可薛琴也不敢蹬鼻子上脸,她只露出一个苦笑,央求众人:“那大家选五位工人代表吧,跟领导坐在一张桌子上,面对面地谈。不然我们这么多人说话,领导也听不清楚我们想说什么。”
摸着良心讲,薛琴是真反对厂里不认加班券的事。
理由非常简单。
工人夜校是她的政绩,今年的高考就是她要打响的第一炮。
毫无疑问,如果他们纺织厂能够在高考中力拔头筹,考出一堆大学生来,那他们工人夜校的招牌立刻就硬了。
但这话,她不能对领导说呀。
一说就是没大局观念,严重缺乏集体主义精神。
所以她只能寄希望于工人代表们,让他们激情发挥,成功说服厂领导。
“谁想当代表,举个手啊。

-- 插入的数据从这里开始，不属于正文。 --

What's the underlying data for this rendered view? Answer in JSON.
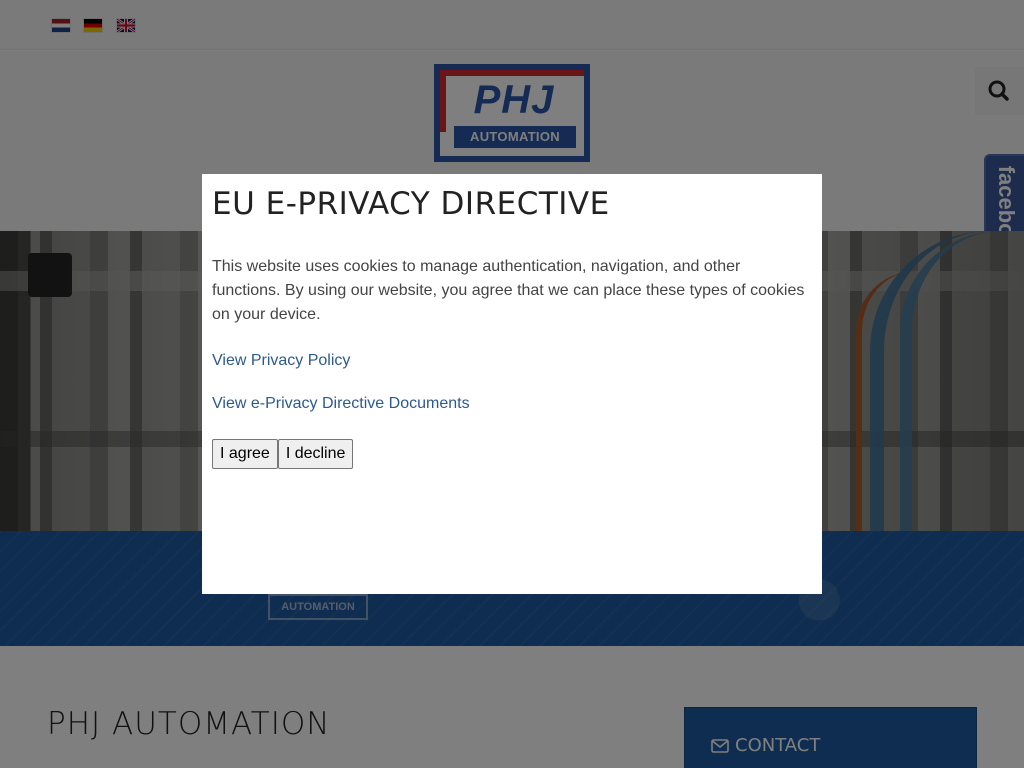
{
  "language_bar": {
    "languages": [
      {
        "code": "nl",
        "icon": "flag-netherlands-icon"
      },
      {
        "code": "de",
        "icon": "flag-germany-icon"
      },
      {
        "code": "en",
        "icon": "flag-uk-icon"
      }
    ]
  },
  "header": {
    "logo": {
      "word": "PHJ",
      "tagline": "AUTOMATION",
      "colors": {
        "blue": "#2a57a6",
        "red": "#d52b2f"
      }
    },
    "search_icon": "search-icon",
    "facebook_label": "facebook"
  },
  "banner": {
    "logo_text": "AUTOMATION",
    "color": "#1f5aa0"
  },
  "content": {
    "title": "PHJ AUTOMATION",
    "contact": {
      "icon": "envelope-icon",
      "label": "CONTACT"
    }
  },
  "modal": {
    "title": "EU E-PRIVACY DIRECTIVE",
    "body": "This website uses cookies to manage authentication, navigation, and other functions. By using our website, you agree that we can place these types of cookies on your device.",
    "privacy_link": "View Privacy Policy",
    "directive_link": "View e-Privacy Directive Documents",
    "agree_label": "I agree",
    "decline_label": "I decline"
  }
}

”
大家你看看我,我看看你,没什么人动弹。
集体行动的时候,身边的同伴能给自己勇气,所以他们才能无所畏惧。
换成个人出击了,就成了出头的椽子,说心里不打鼓,那是骗人的。
就算有人豁出去了,天不怕地不怕,但他们也怕自己嘴巴不利索,叫老谋深算的厂领导牵着鼻子走,反而耽误了全厂高考生的大事。
薛琴不得不点名:“叶菁菁,你要不要来?”
叶菁菁没推辞,只开口道:“如果大家不反对的话,算我一个吧。”
“不反对不反对。”
工人们激动得要命。
如果说谁最有资格当代表,那必须得是叶菁菁啊,人家脑袋瓜子转得多快呀,不容易吃亏。
有她带头,陆陆续续又有三个人站了出来,凑成了四人小组。
但第五个人——
大家你推我我推你,都觉得自己难以胜任。
“要不算我一个吧。”
这声音当真算是平地起惊雷了。
不是因为说话的人勇气可嘉,而是说话的对象,是马向东。
老天爷哎!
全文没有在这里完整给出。